PxWe | Workplace Futures

WeWork


PxWe | Workplace Futures, boldly redefining the culture and experience of work for an era augmented by technological innovation, and a re-examination of what it means to be a workplace community.
Powered by We (PxWe) is a vertically integrated strategy, design, delivery, and operations team striving to shape the future of work. Unlike traditional design practices, the integrated nature of our team's approach enables us to participate in increasingly consequential deliberations with organizations about how they lead their workforce's forward. Space is an integral part, but not the totality of the scope of challenges we help organizations address.

This project, for an undisclosed fortune 100 financial services institution, is part of a larger masterplan orienting their New York headquarters to toward a more precise position on the future of work. The design explicitly demonstrates shifts in workplace design strategy that point to more substantial changes in the organizational behaviors and culture.




We struck a balance between the “feels like home” atmosphere of typical WeWork spaces and the client’s desires - synthesizing furniture, art, accessories, and space planning to help this organization create a professional yet personable environment that centered their employees.
 
We designed the floor to accommodate 270 employees, with a mix of meeting spaces, formal and informal collaboration zones, library, and lounge. We organized the functional parts of the office to reflect the shifts in the client's priorities in their workplace.

Upon entering the floor, employees, clients, and executives enter into the social center of gravity of the workplace. The center of gravity is animated by employees merely going about their lives at work. In traditional corporate environments, this can be a dull proposition. Here, as with all PxWe projects, we struck the appropriate balance between the vibrant, feels like home atmosphere of a traditional WeWork space, with their playful composition of lounge, informal meeting, recreation, and service elements, and the degree of change the client was willing to embrace.


We completely inverted the relationship between private offices and open workstations compared to the previous layout of the floor. In the old floor layout, coveted perimeter offices, frequently symbols of status, previously confined employees in open workstation areas to cubicle dens devoid of natural light.
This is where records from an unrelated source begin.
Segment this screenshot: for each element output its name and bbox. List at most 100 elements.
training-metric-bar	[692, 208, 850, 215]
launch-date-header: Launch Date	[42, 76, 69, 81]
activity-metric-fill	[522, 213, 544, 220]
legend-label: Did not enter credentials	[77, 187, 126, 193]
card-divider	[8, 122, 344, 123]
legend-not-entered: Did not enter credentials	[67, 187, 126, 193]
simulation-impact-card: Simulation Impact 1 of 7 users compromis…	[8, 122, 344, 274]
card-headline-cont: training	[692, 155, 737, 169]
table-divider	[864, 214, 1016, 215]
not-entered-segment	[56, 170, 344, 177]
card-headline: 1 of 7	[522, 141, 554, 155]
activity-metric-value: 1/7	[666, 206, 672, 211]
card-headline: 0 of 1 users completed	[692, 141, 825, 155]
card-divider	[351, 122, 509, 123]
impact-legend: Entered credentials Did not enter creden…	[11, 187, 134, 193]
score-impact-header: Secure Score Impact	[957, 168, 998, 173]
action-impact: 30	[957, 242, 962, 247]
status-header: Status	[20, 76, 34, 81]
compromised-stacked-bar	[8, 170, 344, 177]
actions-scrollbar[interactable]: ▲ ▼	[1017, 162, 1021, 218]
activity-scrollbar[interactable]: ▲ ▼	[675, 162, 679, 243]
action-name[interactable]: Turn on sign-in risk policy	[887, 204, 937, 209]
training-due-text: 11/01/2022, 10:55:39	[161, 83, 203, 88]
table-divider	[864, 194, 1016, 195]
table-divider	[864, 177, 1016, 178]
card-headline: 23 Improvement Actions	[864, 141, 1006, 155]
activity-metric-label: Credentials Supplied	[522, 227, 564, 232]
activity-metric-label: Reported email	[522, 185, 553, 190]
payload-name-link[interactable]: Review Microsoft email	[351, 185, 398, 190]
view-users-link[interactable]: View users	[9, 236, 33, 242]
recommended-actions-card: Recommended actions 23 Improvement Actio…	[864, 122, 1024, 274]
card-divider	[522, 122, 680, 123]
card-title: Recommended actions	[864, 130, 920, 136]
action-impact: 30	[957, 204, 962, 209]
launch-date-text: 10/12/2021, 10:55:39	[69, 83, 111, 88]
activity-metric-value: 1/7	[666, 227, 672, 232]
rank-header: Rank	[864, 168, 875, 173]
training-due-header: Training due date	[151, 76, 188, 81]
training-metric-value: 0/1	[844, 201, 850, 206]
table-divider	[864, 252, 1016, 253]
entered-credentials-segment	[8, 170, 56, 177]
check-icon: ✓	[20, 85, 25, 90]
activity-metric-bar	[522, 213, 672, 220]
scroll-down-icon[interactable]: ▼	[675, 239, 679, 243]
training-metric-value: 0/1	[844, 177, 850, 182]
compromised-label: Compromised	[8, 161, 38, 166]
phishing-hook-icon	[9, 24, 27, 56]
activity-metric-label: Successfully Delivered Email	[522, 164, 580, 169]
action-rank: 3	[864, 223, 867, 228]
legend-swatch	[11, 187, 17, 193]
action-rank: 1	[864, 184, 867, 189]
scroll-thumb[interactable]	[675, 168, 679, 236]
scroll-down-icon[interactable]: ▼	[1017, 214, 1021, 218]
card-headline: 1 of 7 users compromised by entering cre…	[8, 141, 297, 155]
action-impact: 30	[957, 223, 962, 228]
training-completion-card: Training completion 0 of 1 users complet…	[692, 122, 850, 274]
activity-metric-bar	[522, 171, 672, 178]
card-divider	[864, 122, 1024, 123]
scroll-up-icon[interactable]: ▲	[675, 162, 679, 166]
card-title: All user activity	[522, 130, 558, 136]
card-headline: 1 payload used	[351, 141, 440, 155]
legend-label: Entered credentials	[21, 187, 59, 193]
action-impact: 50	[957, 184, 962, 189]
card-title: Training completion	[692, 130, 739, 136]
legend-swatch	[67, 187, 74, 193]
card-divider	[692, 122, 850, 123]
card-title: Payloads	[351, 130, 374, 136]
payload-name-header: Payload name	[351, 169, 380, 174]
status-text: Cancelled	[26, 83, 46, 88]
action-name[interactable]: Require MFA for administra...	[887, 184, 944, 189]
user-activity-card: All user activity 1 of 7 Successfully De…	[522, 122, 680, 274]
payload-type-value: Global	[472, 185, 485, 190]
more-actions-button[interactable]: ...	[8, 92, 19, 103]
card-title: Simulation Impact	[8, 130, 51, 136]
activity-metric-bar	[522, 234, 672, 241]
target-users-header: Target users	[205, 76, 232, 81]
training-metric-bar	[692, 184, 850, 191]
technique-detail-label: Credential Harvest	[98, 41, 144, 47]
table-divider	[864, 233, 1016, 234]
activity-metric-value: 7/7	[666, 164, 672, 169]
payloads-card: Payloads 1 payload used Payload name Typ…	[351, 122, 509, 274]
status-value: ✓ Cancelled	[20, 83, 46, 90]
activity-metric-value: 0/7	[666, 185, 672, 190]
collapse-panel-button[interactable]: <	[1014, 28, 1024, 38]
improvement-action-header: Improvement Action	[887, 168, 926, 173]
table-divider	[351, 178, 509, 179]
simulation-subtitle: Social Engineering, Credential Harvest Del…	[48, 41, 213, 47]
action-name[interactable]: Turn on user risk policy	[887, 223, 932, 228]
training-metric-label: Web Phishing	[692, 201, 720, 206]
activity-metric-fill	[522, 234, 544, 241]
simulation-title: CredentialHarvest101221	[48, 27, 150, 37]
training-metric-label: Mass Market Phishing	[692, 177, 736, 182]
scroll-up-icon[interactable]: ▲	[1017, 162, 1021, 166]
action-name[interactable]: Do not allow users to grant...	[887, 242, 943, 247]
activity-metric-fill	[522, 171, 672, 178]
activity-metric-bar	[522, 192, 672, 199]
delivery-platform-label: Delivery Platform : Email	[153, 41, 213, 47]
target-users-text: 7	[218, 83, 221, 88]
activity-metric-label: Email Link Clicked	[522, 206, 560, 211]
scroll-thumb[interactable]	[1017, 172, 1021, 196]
The design of the employee's workplace experience implicitly expresses what activities are valued and organizational hierarchy. In the new floor layout, we significantly reduced the number of private offices and located them adjacent to the core of the building -opening up the perimeter of the floor, maximizing daylight penetration, and creating bright, vibrant work areas for the majority of employees.

The office is designed to be responsive to the myriad ways that employees meet, collaborate, connect, and focus in the workplace.
We had clear-eyed, productive conversations about functional needs during the design process. Those conversations were possible, in part, because the client analyzed employee badging data (i.e., keycard swipes), which lead to data-driven, informed dialogue. All workstations are open, on a first-come, first-serve basis, daily, commonly referred to as free addressing. The range of spaces and their respective quantities reflect the shift toward embracing flexibility and activity-centric design strategies -this includes phone booths, collaboration rooms, and breakout spaces.
In the pursuit of workplace transformation, organizations can successively transform their environment, workplace behaviors, culture, and purpose - in that order - to bring about increasingly profound levels of change. The vertically integrated nature of the PxWe team enables us to tackle those penetrating questions and potentially to affect transformative change.

Notes about my role

I served as the Senior Project Architect, leading the design and coordination of the layout, services and supporting systems. As part of a broad -in house- cross functional team, I was responsible for the development of the conceptual approach to programming and space planning, and the subsequent presentation of said concepts to the client and various stakeholders.

Working with a junior team member, I was responsible for guiding the development of design intent documentation and subsequent coordination with in-house functional partners and consultants. I was accountable for the design intent being fulfilled through further project coordination and construction.
Client
Confidential

Typology
Workplace, Commercial

Location
New York, NY

Size
27,000 USF

Timeline
2018-2019

Status
Built

Program
Pantry, lounge, grab-and-go market, library, boardroom, confrerence rooms, private offices, collaboration rooms, open workstation areas, breakout zones, phone rooms, support centers, locker rooms.